These days, people are no longer patients, they are healthcare consumers who take charge of their personal health management. Illnesses like heart disease or diabetes are not just a normal part of getting old, either. With this awareness, people develop an understanding of why diseases happen and how to prevent them. So what about hearing loss? Is a little hearing decline seen as a problem similar to high blood pressure or blood sugar? What is minor hearing loss and why does it happen?
What is Mild Hearing Loss?
A gradual loss of hearing is something people try to ignore until it becomes more prevalent, but is that the right choice? With hearing loss, how bad does it have to be before a person really pays attention and asks questions like is there anything I can do to prevent it? Like most things, lifestyle plays a big role in the age-related hearing loss. It starts slow and builds over time, so it’s easy to miss.
Mild hearing loss is defined as a loss of sound recognition 26 to 45 decibels as measured on a professional hearing assessment tool called an audiogram. For many, this is how age-related hearing loss it begins. An audiogram is a graph that marks a patient’s audible threshold as it relates to certain sounds levels. A person at the beginning stage of hearing decline might experience mumbled-sounding conversations every once in awhile. Almost like the ear becomes blocked occasionally, so the sound is dampened.
Why Mild Hearing Loss Matters?
The mild hearing loss does affect your life even if you don’t know it. During conversations, hard sounds become softer or disappear completely. When your boss tells you there is an office meeting at five o’clock, it sounds like:
“There i an oice meeing at ive o’oo”
Specific words may seem mumbled, so you begin mumbling “what” back more than you care to admit. That trend will wear on just about everyone’s nerves eventually. Even a slight decline in your hearing can interfere with your fun. Maybe you start misunderstanding what the characters on your favorite TV show say and bet frustrated as you lose track of what going on in the story.
You’ll start looking for ways to fill in the blanks caused by your hearing loss, like putting on headphones or using earbuds. Those quick fixes only add to your problem, though. The drastic increase in sound waves as they enter the ear canal may damage the delicate mechanisms within adding to your hearing loss.
Hearing Loss and Your Sense of Self
As you become more conscious of your hearing problems, you can begin to see yourself as broken or damaged. Many individuals automatically equate hearing loss with aging. Denying it exists is more comfortable than facing the loss and seeking treatment for it like getting hearing aids.

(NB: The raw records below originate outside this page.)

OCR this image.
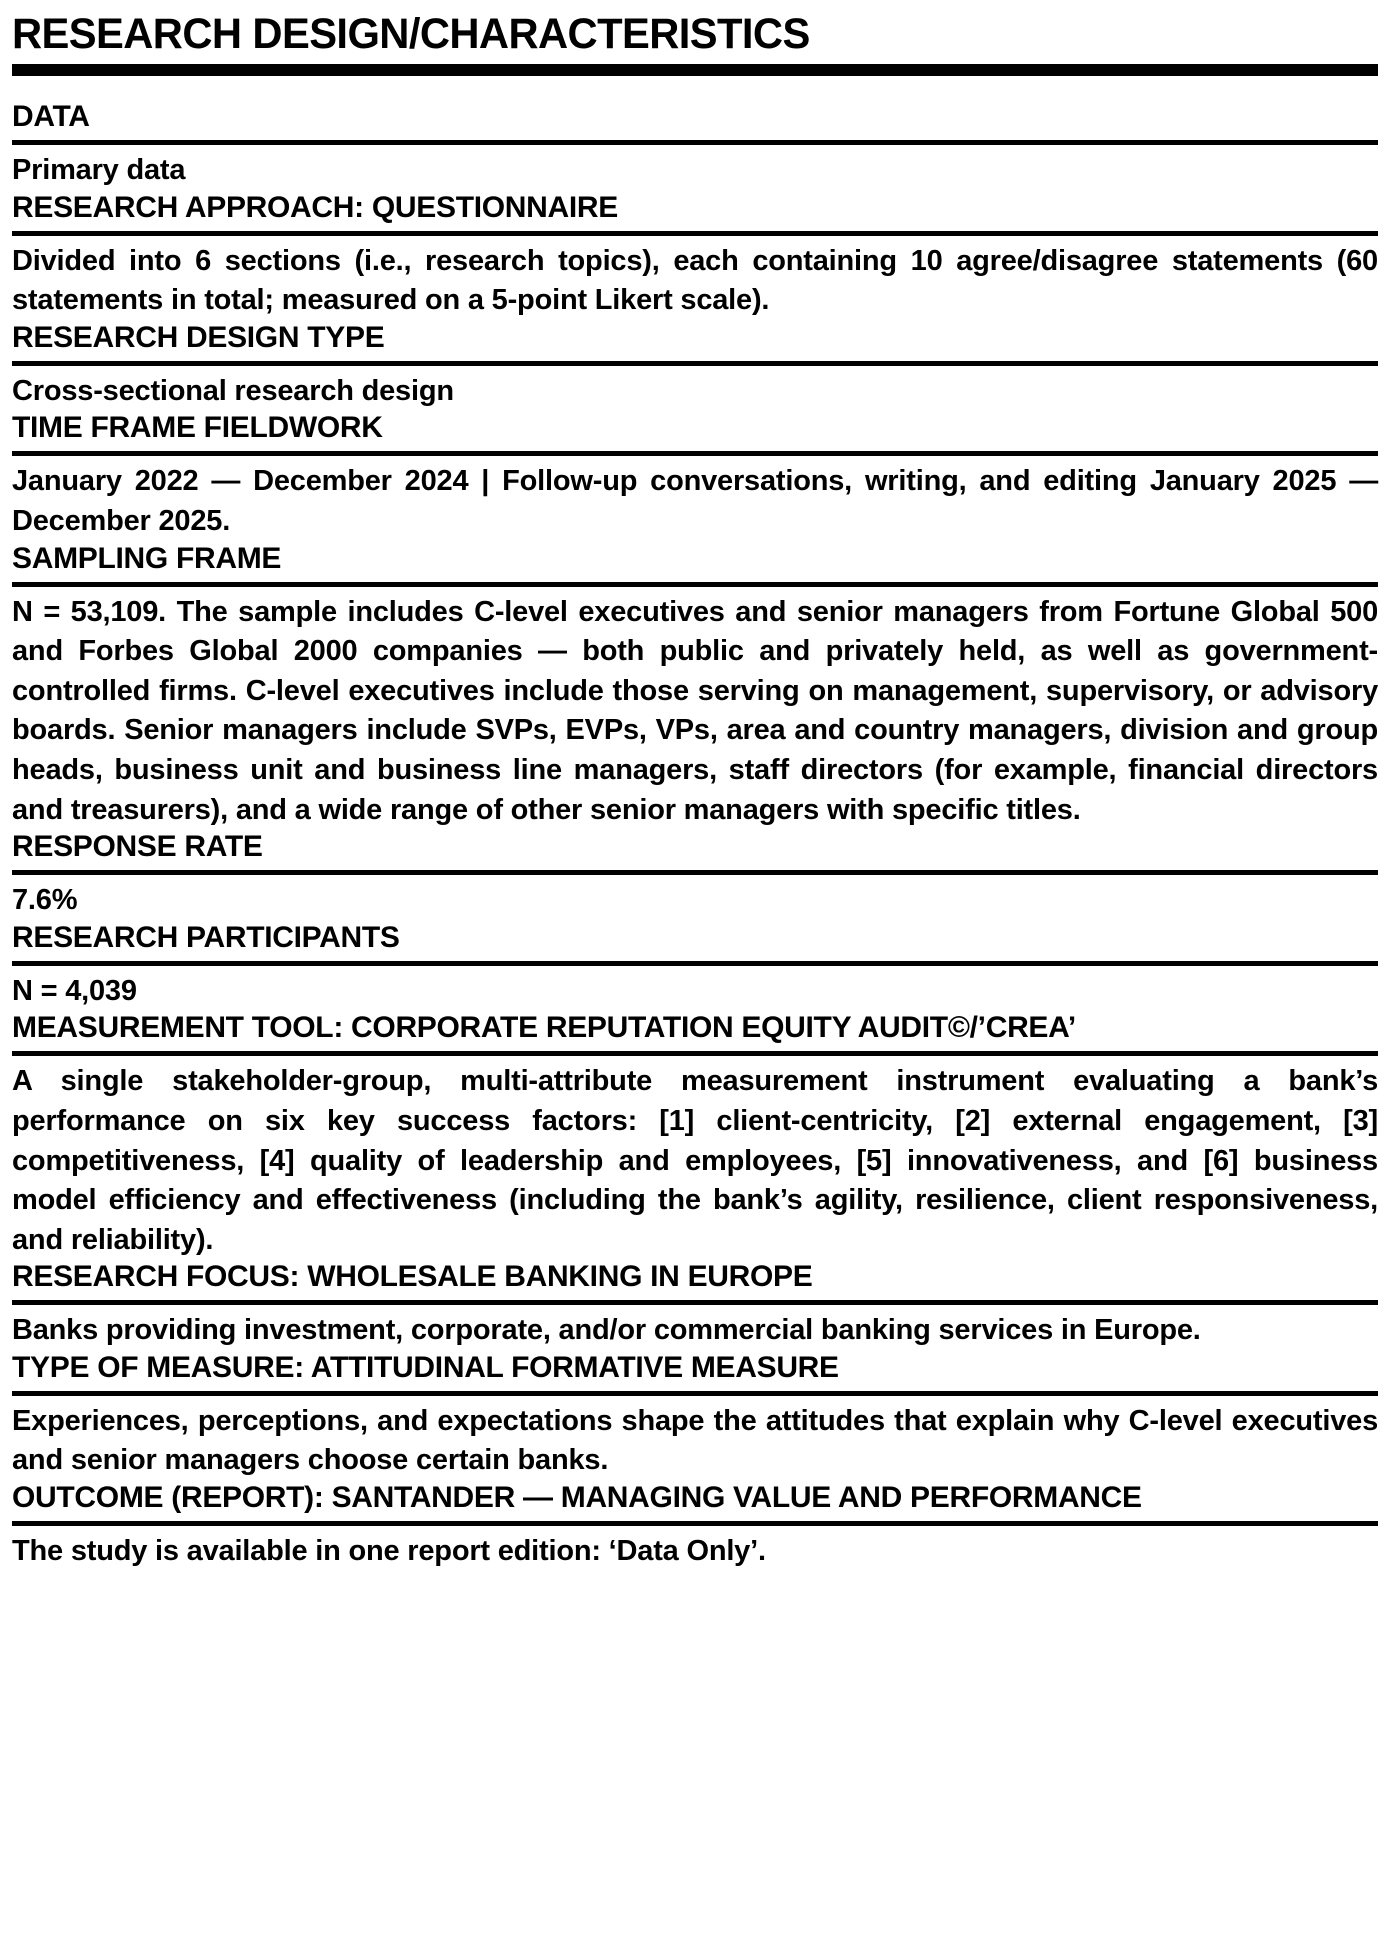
RESEARCH DESIGN/CHARACTERISTICS
DATA

Primary data

RESEARCH APPROACH: QUESTIONNAIRE

Divided into 6 sections (i.e., research topics), each containing 10 agree/disagree statements (60 statements in total; measured on a 5-point Likert scale).

RESEARCH DESIGN TYPE

Cross-sectional research design

TIME FRAME FIELDWORK

January 2022 — December 2024 | Follow-up conversations, writing, and editing January 2025 — December 2025.

SAMPLING FRAME

N = 53,109. The sample includes C-level executives and senior managers from Fortune Global 500 and Forbes Global 2000 companies — both public and privately held, as well as government-controlled firms. C-level executives include those serving on management, supervisory, or advisory boards. Senior managers include SVPs, EVPs, VPs, area and country managers, division and group heads, business unit and business line managers, staff directors (for example, financial directors and treasurers), and a wide range of other senior managers with specific titles.

RESPONSE RATE

7.6%

RESEARCH PARTICIPANTS

N = 4,039

MEASUREMENT TOOL: CORPORATE REPUTATION EQUITY AUDIT©/’CREA’

A single stakeholder-group, multi-attribute measurement instrument evaluating a bank’s performance on six key success factors: [1] client-centricity, [2] external engagement, [3] competitiveness, [4] quality of leadership and employees, [5] innovativeness, and [6] business model efficiency and effectiveness (including the bank’s agility, resilience, client responsiveness, and reliability).

RESEARCH FOCUS: WHOLESALE BANKING IN EUROPE

Banks providing investment, corporate, and/or commercial banking services in Europe.

TYPE OF MEASURE: ATTITUDINAL FORMATIVE MEASURE

Experiences, perceptions, and expectations shape the attitudes that explain why C-level executives and senior managers choose certain banks.

OUTCOME (REPORT): SANTANDER — MANAGING VALUE AND PERFORMANCE

The study is available in one report edition: ‘Data Only’.
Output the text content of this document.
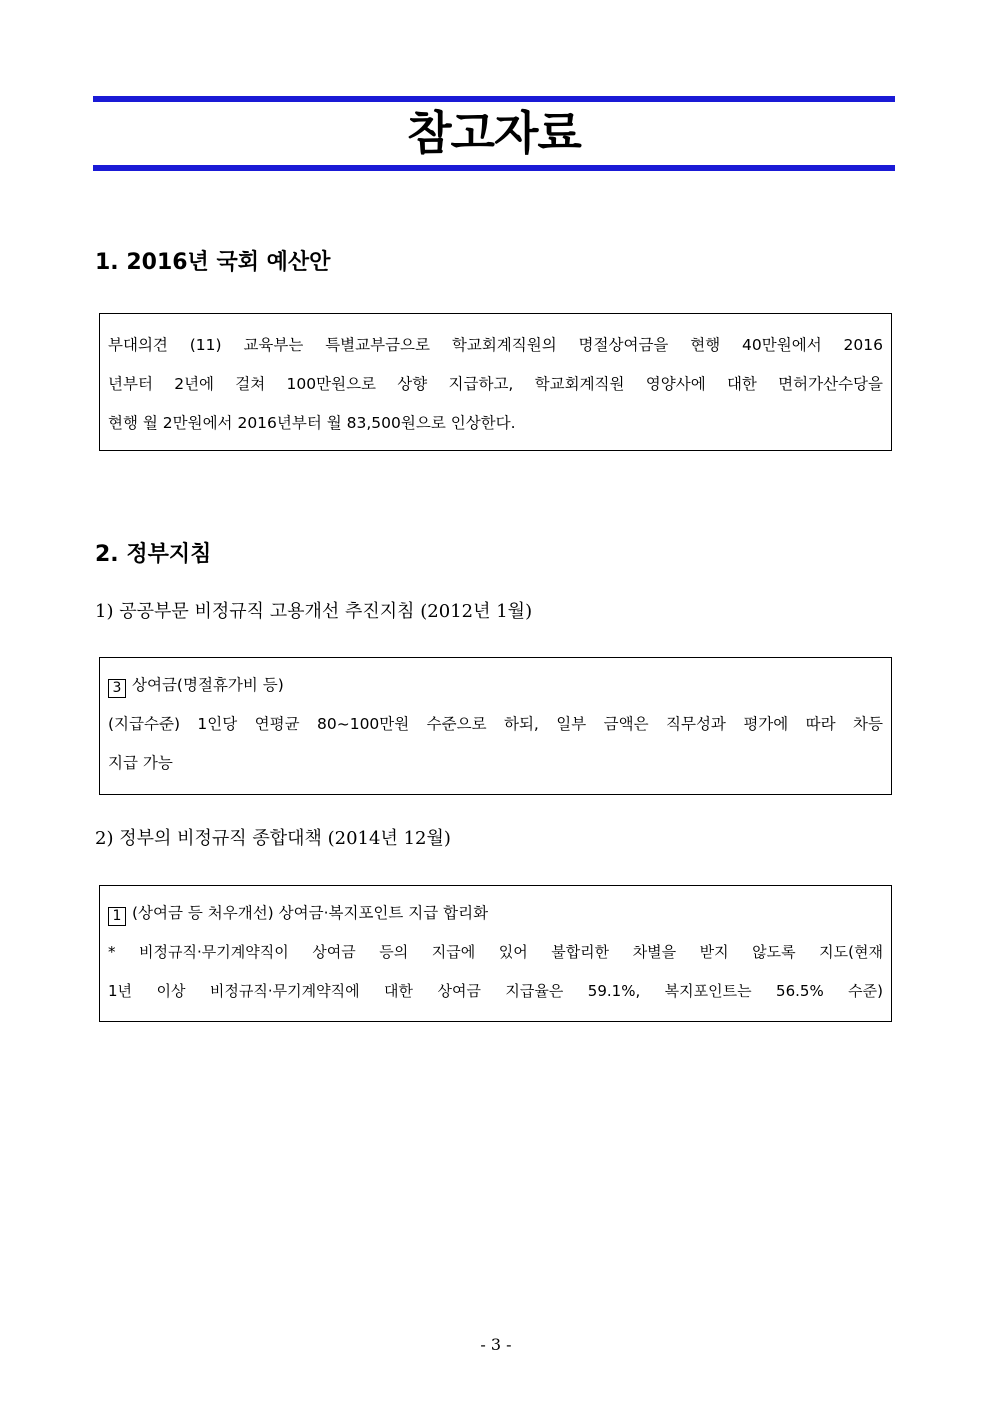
참고자료
1. 2016년 국회 예산안
부대의견 (11) 교육부는 특별교부금으로 학교회계직원의 명절상여금을 현행 40만원에서 2016
년부터 2년에 걸쳐 100만원으로 상향 지급하고, 학교회계직원 영양사에 대한 면허가산수당을
현행 월 2만원에서 2016년부터 월 83,500원으로 인상한다.
2. 정부지침
1) 공공부문 비정규직 고용개선 추진지침 (2012년 1월)
3 상여금(명절휴가비 등)
(지급수준) 1인당 연평균 80~100만원 수준으로 하되, 일부 금액은 직무성과 평가에 따라 차등
지급 가능
2) 정부의 비정규직 종합대책 (2014년 12월)
1 (상여금 등 처우개선) 상여금·복지포인트 지급 합리화
* 비정규직·무기계약직이 상여금 등의 지급에 있어 불합리한 차별을 받지 않도록 지도(현재
1년 이상 비정규직·무기계약직에 대한 상여금 지급율은 59.1%, 복지포인트는 56.5% 수준)
- 3 -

While it is easy for you to pretend there isn’t a problem, it’s more difficult for your friends and family to ignore. Pointing out that you have a hearing issue leads to conflict, especially when it first starts. You want to fight the obvious, but they see the effects of the condition like the volume going up on the TV every night, the misunderstood communications and the potential safety hazards that arise with hearing decline. For you, it’s just a reminder of how the problem changes the way you see yourself.
What to Do About Mild Hearing Loss?
The first step is to see a doctor. Hearing loss is complex. An ear exam might show the problem isn’t with the mechanisms of the ear but due to a wax blockage or some other fixable condition. Hearing loss can also be a sign of a chronic medical issue such as diabetes or high blood pressure. For some, mild hearing loss is the first indication of those severe conditions.
The next step is to get a professional hearing test. Even if your mild hearing loss is resolved, a hearing test at this stage works as a baseline for future exams. In five years, you can have another test to see if there really is a decline. That will give you a chance to take steps to prevent further escalation of your hearing loss if possible.
So, should you be concerned about the mild hearing loss? In a word, yes, any loss of hearing is significant. It can indicate a medical problem and, eventually, change the quality of your life.